Changes in TPM Management

Applies To: Windows 7, Windows Server 2008 R2

TPM Management is a Microsoft Management Console (MMC) snap-in that allows administrators to interact with Trusted Platform Module (TPM) Services. TPM Services is used to administer the TPM security hardware in your computer. In Windows® 7 and Windows Server® 2008 R2, the TPM Management snap-in now can be used to reset the TPM lockout value.

Resetting the TPM lockout value

The TPM will lock itself to prevent tampering or attack; this is referred to as lockout. TPM lockout often lasts for a variable amount of time or until the computer is turned off. While the TPM is in lockout mode, it generally returns an error when it receives commands that require an authorization value. One exception is that the TPM always allows the owner at least one attempt to reset the TPM lockout when it is in lockout mode. If your TPM has entered lockout mode or is responding slowly to commands, you may need to reset the lockout value.


Resetting the TPM lockout requires the TPM owner authorization. If you do not remember the owner authorization password, consider the following places that your owner password could have been stored.
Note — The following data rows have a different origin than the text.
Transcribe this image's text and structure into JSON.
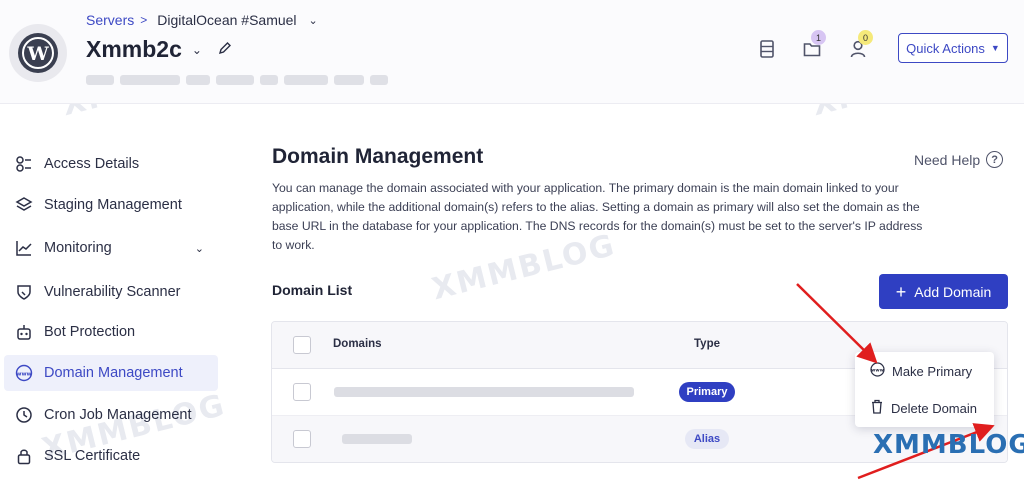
{
  "breadcrumb": {
    "servers_label": "Servers",
    "separator": ">",
    "server_name": "DigitalOcean #Samuel"
  },
  "app": {
    "name": "Xmmb2c"
  },
  "header_icons": [
    {
      "icon": "list-icon"
    },
    {
      "icon": "folder-icon",
      "badge": "1",
      "badge_color": "#d7c5f3"
    },
    {
      "icon": "user-icon",
      "badge": "0",
      "badge_color": "#f5e97a"
    }
  ],
  "quick_actions": {
    "label": "Quick Actions"
  },
  "sidebar": {
    "items": [
      {
        "label": "Access Details",
        "icon": "key-icon"
      },
      {
        "label": "Staging Management",
        "icon": "layers-icon"
      },
      {
        "label": "Monitoring",
        "icon": "chart-line-icon"
      },
      {
        "label": "Vulnerability Scanner",
        "icon": "shield-icon"
      },
      {
        "label": "Bot Protection",
        "icon": "bot-icon"
      },
      {
        "label": "Domain Management",
        "icon": "www-icon"
      },
      {
        "label": "Cron Job Management",
        "icon": "clock-icon"
      },
      {
        "label": "SSL Certificate",
        "icon": "lock-icon"
      }
    ]
  },
  "main": {
    "title": "Domain Management",
    "need_help": "Need Help",
    "description": "You can manage the domain associated with your application. The primary domain is the main domain linked to your application, while the additional domain(s) refers to the alias. Setting a domain as primary will also set the domain as the base URL in the database for your application. The DNS records for the domain(s) must be set to the server's IP address to work.",
    "domain_list_label": "Domain List",
    "add_domain_label": "Add Domain"
  },
  "table": {
    "headers": {
      "domains": "Domains",
      "type": "Type"
    },
    "rows": [
      {
        "type": "Primary"
      },
      {
        "type": "Alias"
      }
    ]
  },
  "dropdown": {
    "make_primary": "Make Primary",
    "delete_domain": "Delete Domain"
  },
  "watermark": {
    "text": "XMMBLOG"
  },
  "colors": {
    "accent": "#2f3fc2",
    "annotation_arrow": "#e01e1e"
  }
}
Your TPM owner authorization password may have been saved along with the BitLocker recovery key on a USB drive or network share. The TPM owner password file has a .tpm file name extension. If you printed the BitLocker recovery key, the TPM owner password may have been printed at the same time. Also, the TPM owner password hash value to may have been backed up to Active Directory® Domain Services (AD DS) if your organization's Group Policy settings are configured to do so.